I made a bot: https://timblbot.inrupt.net/profile/card#me . Here is an excerpt from its profile.
@prefix : <#>.
@prefix solid: <http://www.w3.org/ns/solid/terms#>.
@prefix pro: <./>.
@prefix n0: <http://xmlns.com/foaf/0.1/>.
@prefix schem: <http://schema.org/>.
@prefix prov: <https://www.w3.org/ns/prov#>.
...
@prefix inbox: </inbox/>.
@prefix sp: <http://www.w3.org/ns/pim/space#>.
@prefix tim: </>.
@prefix c: <https://www.w3.org/People/Berners-Lee/card#>.

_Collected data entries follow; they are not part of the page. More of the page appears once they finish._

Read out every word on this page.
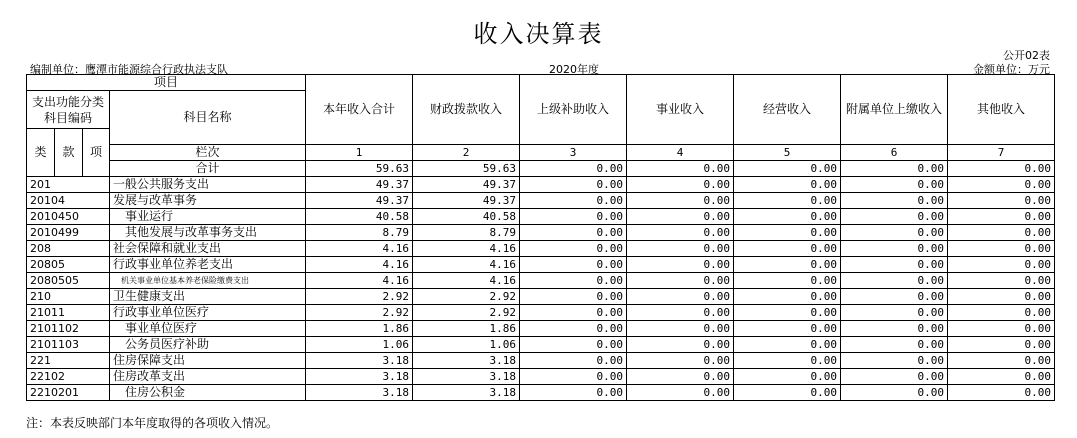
收入决算表
公开02表
编制单位：鹰潭市能源综合行政执法支队	2020年度	金额单位：万元
项目				本年收入合计	财政拨款收入	上级补助收入	事业收入	经营收入	附属单位上缴收入	其他收入

支出功能分类
科目编码			科目名称							
类	款	项								
			栏次	1	2	3	4	5	6	7
			合计	59.63	59.63	0.00	0.00	0.00	0.00	0.00
201			一般公共服务支出	49.37	49.37	0.00	0.00	0.00	0.00	0.00
20104			发展与改革事务	49.37	49.37	0.00	0.00	0.00	0.00	0.00
2010450			　事业运行	40.58	40.58	0.00	0.00	0.00	0.00	0.00
2010499			　其他发展与改革事务支出	8.79	8.79	0.00	0.00	0.00	0.00	0.00
208			社会保障和就业支出	4.16	4.16	0.00	0.00	0.00	0.00	0.00
20805			行政事业单位养老支出	4.16	4.16	0.00	0.00	0.00	0.00	0.00
2080505			　机关事业单位基本养老保险缴费支出	4.16	4.16	0.00	0.00	0.00	0.00	0.00
210			卫生健康支出	2.92	2.92	0.00	0.00	0.00	0.00	0.00
21011			行政事业单位医疗	2.92	2.92	0.00	0.00	0.00	0.00	0.00
2101102			　事业单位医疗	1.86	1.86	0.00	0.00	0.00	0.00	0.00
2101103			　公务员医疗补助	1.06	1.06	0.00	0.00	0.00	0.00	0.00
221			住房保障支出	3.18	3.18	0.00	0.00	0.00	0.00	0.00
22102			住房改革支出	3.18	3.18	0.00	0.00	0.00	0.00	0.00
2210201			　住房公积金	3.18	3.18	0.00	0.00	0.00	0.00	0.00
注：本表反映部门本年度取得的各项收入情况。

pro:card a n0:PersonalProfileDocument; n0:maker :me; n0:primaryTopic :me.
:me
a
schem:Person, schem:SoftwareApplication, n0:Agent, n0:Person,
prov:SoftwareAgent;
n:fn "TimBlBot";
n:hasPhoto <image_0.svg>, <noun_bot_2318640.svg>;
n:note "I am a bot, and I do simple things for Tim";
n:role "Admin";
...
n0:name "TimBLBot".
c:i schem:owns :me.
is a
schema:SoftwareApplication
is likely better suited for the software the bot is running, not for the bot itself (which is prov:SoftwareAgent
).
Also, likely neither a schema:Person
nor a foaf:Person
—I hope 🙂
From a gitter discussion, should we eventually investigate/pursue implementing something like https://auth0.com/docs/flows/concepts/client-credentials on our pod servers, or is it enough to just say bots should instruct their users to 'give access to your pod'?
I think I may vote for the latter, I think we don't have so many Solid bot developers yet that run into this need, most Solid app developers are probably working on web apps, right?